The evidence shows that FDA's AI governance expectations are crystallizing around a core principle: AI assists humans; humans decide. RGDS satisfies this principle by treating AI as a documented instrument inside the decision log, with explicit confidence bounds, human review layers, and override rationale that together create an audit trail satisfying both current draft guidance and anticipated future mandates. Organizations that adopt this framework now gain competitive advantage by demonstrating governance maturity before it becomes a compliance requirement.

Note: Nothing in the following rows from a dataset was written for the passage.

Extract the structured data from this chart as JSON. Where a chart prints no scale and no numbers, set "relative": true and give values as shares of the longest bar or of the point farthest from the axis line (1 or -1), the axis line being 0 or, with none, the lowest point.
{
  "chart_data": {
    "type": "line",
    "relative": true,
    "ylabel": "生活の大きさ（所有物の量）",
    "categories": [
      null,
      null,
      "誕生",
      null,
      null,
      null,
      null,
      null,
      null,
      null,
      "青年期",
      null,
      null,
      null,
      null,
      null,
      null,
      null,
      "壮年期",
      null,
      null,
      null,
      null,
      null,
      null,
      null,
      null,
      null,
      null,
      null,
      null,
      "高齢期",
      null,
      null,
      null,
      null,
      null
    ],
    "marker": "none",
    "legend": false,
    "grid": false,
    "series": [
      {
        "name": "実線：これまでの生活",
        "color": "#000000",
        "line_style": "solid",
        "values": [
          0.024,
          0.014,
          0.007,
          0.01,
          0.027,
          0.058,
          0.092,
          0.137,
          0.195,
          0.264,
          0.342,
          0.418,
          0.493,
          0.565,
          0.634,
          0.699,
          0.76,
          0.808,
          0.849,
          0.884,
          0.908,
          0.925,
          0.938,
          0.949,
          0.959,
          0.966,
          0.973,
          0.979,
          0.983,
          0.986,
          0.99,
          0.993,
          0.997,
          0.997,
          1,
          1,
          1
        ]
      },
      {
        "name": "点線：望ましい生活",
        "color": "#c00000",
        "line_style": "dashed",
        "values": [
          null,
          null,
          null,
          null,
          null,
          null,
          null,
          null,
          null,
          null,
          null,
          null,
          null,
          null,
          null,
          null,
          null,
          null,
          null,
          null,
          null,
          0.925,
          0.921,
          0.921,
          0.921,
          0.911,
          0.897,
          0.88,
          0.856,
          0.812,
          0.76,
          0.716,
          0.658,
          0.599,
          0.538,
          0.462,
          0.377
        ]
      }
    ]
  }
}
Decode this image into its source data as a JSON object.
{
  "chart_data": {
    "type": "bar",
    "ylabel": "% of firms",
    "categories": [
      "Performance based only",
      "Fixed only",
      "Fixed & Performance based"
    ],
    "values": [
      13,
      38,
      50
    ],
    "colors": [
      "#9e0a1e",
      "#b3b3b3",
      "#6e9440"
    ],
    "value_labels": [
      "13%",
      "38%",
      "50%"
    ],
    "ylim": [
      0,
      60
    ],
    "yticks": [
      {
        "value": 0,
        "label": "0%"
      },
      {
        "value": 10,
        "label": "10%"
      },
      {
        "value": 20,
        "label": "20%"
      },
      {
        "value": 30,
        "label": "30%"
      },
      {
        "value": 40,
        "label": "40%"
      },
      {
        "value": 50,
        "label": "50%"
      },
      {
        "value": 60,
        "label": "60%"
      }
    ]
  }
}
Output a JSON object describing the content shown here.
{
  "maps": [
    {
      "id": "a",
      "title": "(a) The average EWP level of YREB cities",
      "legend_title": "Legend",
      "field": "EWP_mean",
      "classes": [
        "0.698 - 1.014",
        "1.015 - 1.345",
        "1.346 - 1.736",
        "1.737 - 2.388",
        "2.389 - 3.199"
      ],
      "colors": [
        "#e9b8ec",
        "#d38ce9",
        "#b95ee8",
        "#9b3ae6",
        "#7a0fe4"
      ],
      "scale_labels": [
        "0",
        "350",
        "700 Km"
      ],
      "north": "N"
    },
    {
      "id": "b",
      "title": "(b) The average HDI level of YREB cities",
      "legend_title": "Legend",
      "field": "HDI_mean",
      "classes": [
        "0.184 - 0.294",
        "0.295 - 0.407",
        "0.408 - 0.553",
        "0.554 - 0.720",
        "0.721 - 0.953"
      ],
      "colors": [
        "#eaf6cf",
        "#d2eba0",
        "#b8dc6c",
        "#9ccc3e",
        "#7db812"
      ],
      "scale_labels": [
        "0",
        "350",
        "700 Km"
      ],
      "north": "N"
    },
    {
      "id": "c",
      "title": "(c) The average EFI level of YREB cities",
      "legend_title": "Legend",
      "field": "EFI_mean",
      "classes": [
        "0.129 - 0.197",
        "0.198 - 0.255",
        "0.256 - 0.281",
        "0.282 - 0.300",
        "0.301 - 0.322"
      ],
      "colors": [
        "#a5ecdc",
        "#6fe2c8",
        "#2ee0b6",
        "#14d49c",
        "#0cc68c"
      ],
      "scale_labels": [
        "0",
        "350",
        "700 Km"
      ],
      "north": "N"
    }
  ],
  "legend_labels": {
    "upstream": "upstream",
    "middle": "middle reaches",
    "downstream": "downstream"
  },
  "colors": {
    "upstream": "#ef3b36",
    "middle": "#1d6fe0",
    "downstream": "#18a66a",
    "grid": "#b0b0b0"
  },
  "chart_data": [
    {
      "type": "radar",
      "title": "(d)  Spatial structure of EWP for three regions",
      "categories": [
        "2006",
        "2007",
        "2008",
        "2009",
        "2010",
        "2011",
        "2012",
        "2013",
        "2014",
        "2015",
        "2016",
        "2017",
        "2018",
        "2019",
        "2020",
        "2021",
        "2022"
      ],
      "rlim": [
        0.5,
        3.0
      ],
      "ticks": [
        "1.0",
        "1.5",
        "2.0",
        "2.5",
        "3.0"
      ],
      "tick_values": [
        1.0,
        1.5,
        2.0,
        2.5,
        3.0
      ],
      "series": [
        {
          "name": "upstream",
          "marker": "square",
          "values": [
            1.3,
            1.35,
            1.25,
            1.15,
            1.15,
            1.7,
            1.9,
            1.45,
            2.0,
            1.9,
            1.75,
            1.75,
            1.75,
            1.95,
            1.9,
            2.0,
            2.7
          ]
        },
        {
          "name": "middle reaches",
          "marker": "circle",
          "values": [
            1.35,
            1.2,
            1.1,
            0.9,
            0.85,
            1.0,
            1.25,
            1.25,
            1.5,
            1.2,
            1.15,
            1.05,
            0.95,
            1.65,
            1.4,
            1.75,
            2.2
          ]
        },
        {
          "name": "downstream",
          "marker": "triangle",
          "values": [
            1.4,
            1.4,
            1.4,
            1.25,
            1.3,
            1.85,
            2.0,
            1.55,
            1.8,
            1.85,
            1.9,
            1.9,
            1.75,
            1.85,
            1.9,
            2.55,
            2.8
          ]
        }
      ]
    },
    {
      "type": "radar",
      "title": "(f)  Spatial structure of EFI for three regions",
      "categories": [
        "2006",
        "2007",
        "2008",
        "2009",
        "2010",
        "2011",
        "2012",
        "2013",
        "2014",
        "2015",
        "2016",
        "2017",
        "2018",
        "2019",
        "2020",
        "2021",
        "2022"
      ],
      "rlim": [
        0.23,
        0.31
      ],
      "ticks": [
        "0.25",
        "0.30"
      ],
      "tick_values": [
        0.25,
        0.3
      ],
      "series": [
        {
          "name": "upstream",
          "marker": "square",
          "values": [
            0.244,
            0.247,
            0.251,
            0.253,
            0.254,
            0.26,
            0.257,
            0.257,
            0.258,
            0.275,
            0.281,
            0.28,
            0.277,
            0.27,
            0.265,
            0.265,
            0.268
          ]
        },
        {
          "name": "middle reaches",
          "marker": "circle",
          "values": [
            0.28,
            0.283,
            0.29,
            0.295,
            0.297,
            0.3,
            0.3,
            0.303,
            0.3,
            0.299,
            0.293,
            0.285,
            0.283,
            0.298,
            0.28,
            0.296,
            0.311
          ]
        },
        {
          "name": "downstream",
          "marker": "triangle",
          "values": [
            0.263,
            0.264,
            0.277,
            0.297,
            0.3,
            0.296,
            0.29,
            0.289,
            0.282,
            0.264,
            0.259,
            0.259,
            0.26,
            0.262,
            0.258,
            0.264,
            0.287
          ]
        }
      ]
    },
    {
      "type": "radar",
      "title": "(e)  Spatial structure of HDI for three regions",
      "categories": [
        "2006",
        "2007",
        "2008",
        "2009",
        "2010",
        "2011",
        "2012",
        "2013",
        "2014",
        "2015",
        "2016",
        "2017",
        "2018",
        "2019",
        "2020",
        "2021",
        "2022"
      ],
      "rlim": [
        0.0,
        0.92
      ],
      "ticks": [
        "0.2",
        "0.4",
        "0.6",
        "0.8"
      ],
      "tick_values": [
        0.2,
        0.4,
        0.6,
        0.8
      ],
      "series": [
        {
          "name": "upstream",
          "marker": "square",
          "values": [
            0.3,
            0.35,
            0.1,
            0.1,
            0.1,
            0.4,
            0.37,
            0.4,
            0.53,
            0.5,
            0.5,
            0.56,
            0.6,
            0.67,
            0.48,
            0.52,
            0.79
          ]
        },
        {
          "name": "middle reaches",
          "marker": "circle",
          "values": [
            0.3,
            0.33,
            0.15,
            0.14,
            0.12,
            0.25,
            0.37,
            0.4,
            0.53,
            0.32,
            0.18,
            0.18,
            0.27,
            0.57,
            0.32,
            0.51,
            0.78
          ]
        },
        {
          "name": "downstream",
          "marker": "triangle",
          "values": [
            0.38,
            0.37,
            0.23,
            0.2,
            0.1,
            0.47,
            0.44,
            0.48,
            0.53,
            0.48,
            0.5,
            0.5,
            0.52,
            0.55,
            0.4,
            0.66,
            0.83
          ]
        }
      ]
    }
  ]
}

  • Realistic, conservative conclusion: RGDS‑style AI governance (structured aiassistance object + multi‑tier human review + explicit overrides) can realistically satisfy FDA's January 2025 draft guidance expectations and anticipated 2027–2028 Phase 2 guidance requiring AI disclosure in Module 1.7–1.8 of eCTD submissions; organizations using this framework are unlikely to face AI‑related Form 483 observations or deficiency letters.

  • Main mechanisms: The aiassistance object records tool characteristics (name, version, fine‑tuning), task purpose and scope, confidence metrics (F1‑score, accuracy bands), human review findings from each tier (author, SME, QC, functional lead), explicit humanoverride entries showing what AI output was rejected and why, and final trustworthiness assessment tied to validation evidence.

  • Where RGDS helps vs. does not: It reliably improves AI transparency, FDA inspection readiness, and regulatory compliance for AI‑assisted content and decisions; it does not replace fundamental AI model validation, fix poor model selection for high‑risk tasks, or make general‑purpose LLMs appropriate for safety‑critical regulatory decisions without strong human validation.

  • FDA alignment: RGDS decision logs directly populate proposed eCTD Module 1.7 (AI/ML Governance Documentation) and Module 1.8 (Decision Governance Summary) sections anticipated in FDA's Phase 2 guidance (2027–2028), meaning sponsors investing in RGDS now will have audit‑ready documentation ready for those future requirements.

  • Pragmatic next move: For a sponsor using or considering AI tools for regulatory work (medical writing, regulatory intelligence, CMC simulation, clinical data reconciliation), the highest‑leverage starting point is to introduce RGDS aiassistance logging for one or two concrete AI use cases, enforce multi‑tier human review aligned with existing QA tiers, document overrides and rationale, and use early FDA interactions (pre‑submission meetings, pre‑approval inspections) to validate that this disclosure level meets expectations; scale to additional AI tools only after initial validation.